In order to describe the external and internal deformation states of air springs several FE-related tools (in particular: new material laws) were developed. The calculations were largely based on measurements on different components of the air spring wall.
In particular a new inelastic formulation for the rubber compound was developed by the Universitaet Hannover on the basis of a series of cyclic tensile and shear measurements on rubber samples carried out by Akzo. The constitutive equations reflect most of the observed elastic and inelastic rubber characteristics:
elastic: 'Neo-Hookean' base characteristic
damage: (recoverable) stiffness reduction after 'prestretching'
hysteresis: direction-dependent additional stresses
non-viscous: no strain-rate related effects
Other material models were defined for the description of complete cord layers, individual cords and filament material. In FE calculations stress and strain distributions within the air spring wall were calculated for comparison with a simultaneously established fatigue test data base. Fatigue tests were carried out on different air spring tyres and on adapted pressurized cross-ply tubes.
Although a comprehensive correlation analysis between the calculated stress strain data and the tested failure behaviour of air springs could not be concluded within the project framework a good correspondence could be found between areas of calculated maximum shear stress and the origin of observed fracture phenomena.

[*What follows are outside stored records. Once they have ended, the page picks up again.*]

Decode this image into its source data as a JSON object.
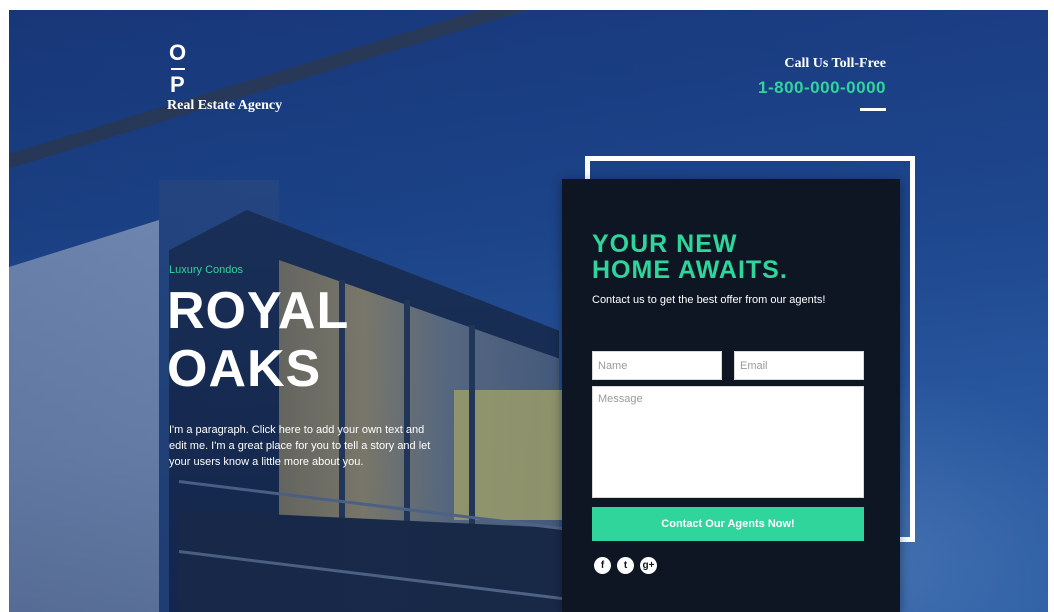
{
  "brand": {
    "logo_top_letter": "O",
    "logo_bottom_letter": "P",
    "tagline": "Real Estate Agency"
  },
  "contact_bar": {
    "label": "Call Us Toll-Free",
    "phone": "1-800-000-0000"
  },
  "hero": {
    "eyebrow": "Luxury Condos",
    "title_line1": "ROYAL",
    "title_line2": "OAKS",
    "paragraph": "I'm a paragraph. Click here to add your own text and edit me. I'm a great place for you to tell a story and let your users know a little more about you."
  },
  "form": {
    "heading_line1": "YOUR NEW",
    "heading_line2": "HOME AWAITS.",
    "subheading": "Contact us to get the best offer from our agents!",
    "name_placeholder": "Name",
    "email_placeholder": "Email",
    "message_placeholder": "Message",
    "submit_label": "Contact Our Agents Now!"
  },
  "social": {
    "icons": [
      "facebook-icon",
      "twitter-icon",
      "google-plus-icon"
    ],
    "glyphs": [
      "f",
      "t",
      "g+"
    ]
  },
  "colors": {
    "accent": "#2fd59b",
    "panel_background": "#0e1624",
    "page_background": "#1f4a92"
  }
}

For the design and optimization of products based on rubber-cord composites the knowledge of internal micromechanics and related fatigue mechanisms under application loadings is of fundamental importance. Several Finite Element programmes (e.g; ADINA, MARC, ABACUS) offer methods for a realistic simulation of deformations and some internal stresses and strains. Composite structures though are usually modelled using transverse isotropic elemental formulations, which only allow a macroscopic description of the internal deformation states. These methods do not take into account the helical geometry and the nonlinear behaviour of the cords. Also, most interactions between the cords and the surrounding rubber are ignored.
Within the project new experimental techniques and numerical tools are to be developed to enable a better modelling of stress and deformation states of thin walled rubber cord composites (e.g. air bellows)